That's sort of what happened the other day and inspired me to write this post. We were sitting at a red light, surrounded by people who kept inching forward, eager for the light to change to green. I wondered which car was going to bolt into the intersection when the turn light went green. Suddenly I was chuckling to myself and thinking that I wished I had a dollar for every time I almost jumped the gun in the same way. I'm sure I'd have a few several a bundle of dollars. I think it's just human nature to get lost in your thoughts from time to time. Unfortunately if you do it behind the wheel of a car, you might catch the flash of green from the turn light and think it's your turn to fly on down the road. Luckily, though, almost all of the time we catch ourselves before any problems arise.
It reminded me of when I first started driving. I was very ill-equipped to handle a car. I wasn't allowed to get my driving permit until a week before my eighteenth birthday, and it expired a week later on that birthday. With only a week of learning under my belt, I was forced to take the written test (100%) and then get in the car with a stranger and take the driving portion of the test. As I feared, I failed miserably. Although it was a very unpleasant experience for me and I cried a lot, it really shouldn't have surprised anyone that a couple of hours behind the wheel was not enough time to learn how to drive.
When I began driving, it was a very stressful experience.
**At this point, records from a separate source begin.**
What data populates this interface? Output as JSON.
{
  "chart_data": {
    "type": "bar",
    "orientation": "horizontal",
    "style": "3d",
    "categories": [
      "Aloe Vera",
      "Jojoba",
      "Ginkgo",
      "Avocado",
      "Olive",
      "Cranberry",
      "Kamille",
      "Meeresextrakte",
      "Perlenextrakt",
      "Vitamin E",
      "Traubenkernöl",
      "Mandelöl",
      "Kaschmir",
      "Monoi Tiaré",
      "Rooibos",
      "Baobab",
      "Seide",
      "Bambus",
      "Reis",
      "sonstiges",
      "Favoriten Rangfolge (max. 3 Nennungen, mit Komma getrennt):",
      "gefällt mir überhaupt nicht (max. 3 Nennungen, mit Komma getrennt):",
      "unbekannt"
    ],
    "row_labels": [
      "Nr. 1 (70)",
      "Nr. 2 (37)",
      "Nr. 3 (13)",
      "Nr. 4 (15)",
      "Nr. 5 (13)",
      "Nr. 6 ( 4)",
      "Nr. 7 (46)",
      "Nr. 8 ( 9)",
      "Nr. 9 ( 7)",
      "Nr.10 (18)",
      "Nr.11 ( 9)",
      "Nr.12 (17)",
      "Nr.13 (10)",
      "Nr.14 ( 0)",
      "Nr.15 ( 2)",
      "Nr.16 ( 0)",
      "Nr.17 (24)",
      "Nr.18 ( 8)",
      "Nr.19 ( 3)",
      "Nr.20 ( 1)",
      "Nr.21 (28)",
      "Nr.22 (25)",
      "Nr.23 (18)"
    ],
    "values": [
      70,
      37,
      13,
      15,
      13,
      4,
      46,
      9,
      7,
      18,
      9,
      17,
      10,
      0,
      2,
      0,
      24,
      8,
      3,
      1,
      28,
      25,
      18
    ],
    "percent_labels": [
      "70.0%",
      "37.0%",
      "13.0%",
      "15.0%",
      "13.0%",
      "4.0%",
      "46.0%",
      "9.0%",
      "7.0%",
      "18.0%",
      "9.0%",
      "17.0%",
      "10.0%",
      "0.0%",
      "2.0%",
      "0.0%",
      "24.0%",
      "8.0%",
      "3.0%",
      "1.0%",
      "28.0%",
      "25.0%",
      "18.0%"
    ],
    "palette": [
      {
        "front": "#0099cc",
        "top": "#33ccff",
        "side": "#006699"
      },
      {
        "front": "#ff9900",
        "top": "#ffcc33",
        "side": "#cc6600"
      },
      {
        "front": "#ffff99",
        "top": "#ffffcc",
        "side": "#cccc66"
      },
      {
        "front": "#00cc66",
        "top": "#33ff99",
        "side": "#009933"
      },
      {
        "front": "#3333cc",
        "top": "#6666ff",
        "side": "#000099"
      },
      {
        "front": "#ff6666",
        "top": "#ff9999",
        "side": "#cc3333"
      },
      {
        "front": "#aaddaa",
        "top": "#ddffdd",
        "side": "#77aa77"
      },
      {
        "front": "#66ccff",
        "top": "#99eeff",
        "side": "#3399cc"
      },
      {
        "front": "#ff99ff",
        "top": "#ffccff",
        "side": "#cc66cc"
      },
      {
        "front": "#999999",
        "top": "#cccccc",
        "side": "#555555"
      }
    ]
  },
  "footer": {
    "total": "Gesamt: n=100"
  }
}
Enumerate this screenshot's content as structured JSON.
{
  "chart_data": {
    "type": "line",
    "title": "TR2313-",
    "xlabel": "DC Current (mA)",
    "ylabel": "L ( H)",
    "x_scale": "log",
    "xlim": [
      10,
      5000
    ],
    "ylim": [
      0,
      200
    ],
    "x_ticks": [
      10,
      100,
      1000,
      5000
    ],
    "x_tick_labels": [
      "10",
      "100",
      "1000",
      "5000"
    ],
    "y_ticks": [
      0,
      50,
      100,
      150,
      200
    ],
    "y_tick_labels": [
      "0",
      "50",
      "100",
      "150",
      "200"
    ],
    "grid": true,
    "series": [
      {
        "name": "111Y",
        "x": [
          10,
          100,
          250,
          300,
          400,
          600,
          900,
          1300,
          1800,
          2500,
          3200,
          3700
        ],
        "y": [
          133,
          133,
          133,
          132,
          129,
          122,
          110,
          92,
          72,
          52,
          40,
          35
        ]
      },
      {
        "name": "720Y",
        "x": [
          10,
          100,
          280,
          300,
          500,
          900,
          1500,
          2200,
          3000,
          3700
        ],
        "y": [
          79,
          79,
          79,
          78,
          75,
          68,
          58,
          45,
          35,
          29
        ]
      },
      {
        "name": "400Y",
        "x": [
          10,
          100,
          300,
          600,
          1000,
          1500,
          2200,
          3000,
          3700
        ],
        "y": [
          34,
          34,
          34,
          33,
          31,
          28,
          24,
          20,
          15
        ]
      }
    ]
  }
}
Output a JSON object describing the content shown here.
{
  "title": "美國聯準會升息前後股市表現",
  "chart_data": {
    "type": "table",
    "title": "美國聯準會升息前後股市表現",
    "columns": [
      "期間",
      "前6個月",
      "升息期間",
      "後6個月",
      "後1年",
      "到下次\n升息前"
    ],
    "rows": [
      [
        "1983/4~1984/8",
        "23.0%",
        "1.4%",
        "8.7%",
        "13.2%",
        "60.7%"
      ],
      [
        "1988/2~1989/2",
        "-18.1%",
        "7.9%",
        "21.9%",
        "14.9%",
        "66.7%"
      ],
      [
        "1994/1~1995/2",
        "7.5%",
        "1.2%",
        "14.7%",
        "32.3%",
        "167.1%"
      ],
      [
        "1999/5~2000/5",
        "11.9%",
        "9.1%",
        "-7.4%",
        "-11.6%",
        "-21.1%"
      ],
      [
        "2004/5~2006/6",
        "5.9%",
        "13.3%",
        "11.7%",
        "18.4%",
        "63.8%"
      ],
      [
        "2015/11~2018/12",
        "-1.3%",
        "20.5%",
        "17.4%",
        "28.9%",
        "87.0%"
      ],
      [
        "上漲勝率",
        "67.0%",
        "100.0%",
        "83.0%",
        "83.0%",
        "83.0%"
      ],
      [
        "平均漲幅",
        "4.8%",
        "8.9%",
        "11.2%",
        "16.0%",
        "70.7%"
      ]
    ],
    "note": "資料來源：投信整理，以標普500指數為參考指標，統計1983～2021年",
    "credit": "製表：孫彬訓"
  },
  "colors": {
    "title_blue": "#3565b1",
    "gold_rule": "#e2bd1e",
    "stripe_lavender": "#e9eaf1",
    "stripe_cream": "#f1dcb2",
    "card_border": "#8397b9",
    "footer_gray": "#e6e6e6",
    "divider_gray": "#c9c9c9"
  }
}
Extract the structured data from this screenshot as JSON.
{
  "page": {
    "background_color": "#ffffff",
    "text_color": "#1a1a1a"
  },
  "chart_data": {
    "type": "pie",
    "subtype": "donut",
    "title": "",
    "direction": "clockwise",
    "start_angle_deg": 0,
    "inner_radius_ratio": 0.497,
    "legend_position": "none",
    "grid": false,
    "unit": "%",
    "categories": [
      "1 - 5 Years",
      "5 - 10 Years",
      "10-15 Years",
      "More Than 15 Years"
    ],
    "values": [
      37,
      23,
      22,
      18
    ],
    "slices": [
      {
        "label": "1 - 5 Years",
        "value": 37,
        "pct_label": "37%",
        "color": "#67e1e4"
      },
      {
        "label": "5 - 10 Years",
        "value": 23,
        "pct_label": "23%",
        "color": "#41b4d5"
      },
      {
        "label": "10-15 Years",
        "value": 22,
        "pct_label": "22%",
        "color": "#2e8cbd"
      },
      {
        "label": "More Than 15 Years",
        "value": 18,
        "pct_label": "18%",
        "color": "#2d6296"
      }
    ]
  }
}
Again, no surprise, considering my lack of training. It was the weird things that can happen when you're driving that surprised me the most. I distinctly remember a time when I took Gram through the drive-through at her bank. There were several lines of cars waiting for their opportunity to get their turn. I sat and chatted with Gram while we gradually got closer to the front of the line. Suddenly I felt like there was something wrong with my car. It was rolling backward! I said to Gram that my car was rolling backward while I slammed on the brakes, trying to stop myself from having an accident. Gram said nothing, but she knew it was just some variation on vertigo or something. The car next to me had rolled forward and convinced my brain that my car was rolling back. My body even felt the movement! That's another thing I wish I could have the dollars for. Although for the sheer discombobulation involved, I think those incidents should have a value of five dollars each. Especially since they are a slightly rarer occurrence.
There's a heap of other things that I wish I could have a dollar for. One is something I have suffered from for years, the "I thought about doing it, so it must already be done" syndrome. Luckily for me, this has a much smaller impact on me these days than it did in the pre-computer era. I really do wish I had a dollar for every time I thought about writing a check and mailing it to pay a bill. Sometimes the check was not written, and others the check was written and put in a stamped envelope and languished in my purse for a day or three. Thank goodness for online bill payments!
Not all of the wish I had a dollars are for bad things, though, and I am obviously using the word bad very lightly. These things I've described are not by any means horrible, and the truly bad things that have happened to me are most certainly worth more than a dollar each. But I also wish I had a dollar for every time I saw something in a movie or television show that had this I-am-the-meanest-woman-in-the-world-but-am-tender-hearted-nonetheless crying. Between that and weeping until the top of my shirt was soaked with tears at a book I was reading, I think I might be able to take a nice vacation. If you added the times I cried when I was overwhelmed by beauty, an example being my first glimpse of the Eiffel Tower, I could also afford to eat while on this vacation. And even order dessert.
If I had a dollar for every time my heart leapt with joy at the beauty of a blue sky filled with brilliantly white clouds or almost beat out of my chest at dark, forbidding grey ones? If I had a dollar for every time I was enchanted by the blossoms on trees in spring and the birds flying above them singing to their mates? My sheer delight at seeing a squirrel close enough to be able to tell that she was still a nursing mother? Seeing a magnificent swan swimming on a pond in Florida? Hearing a beautiful song or the voices of people I care for or love? If I had a dollar for all of the beautiful moments that this life continues to give me, I would be able to do so many things to help others. I'd be able to feed children and adults and save puppycats and kittydogs and make the world an even more beautiful place.
I don't have a dollar for all of the things I have described, but I do have a heart and mind that are full of these experiences. If I try very hard, maybe I can make the world a more lovely place for the others around me by sharing them. And, when I am able, helping someone who really wishes they had a dollar.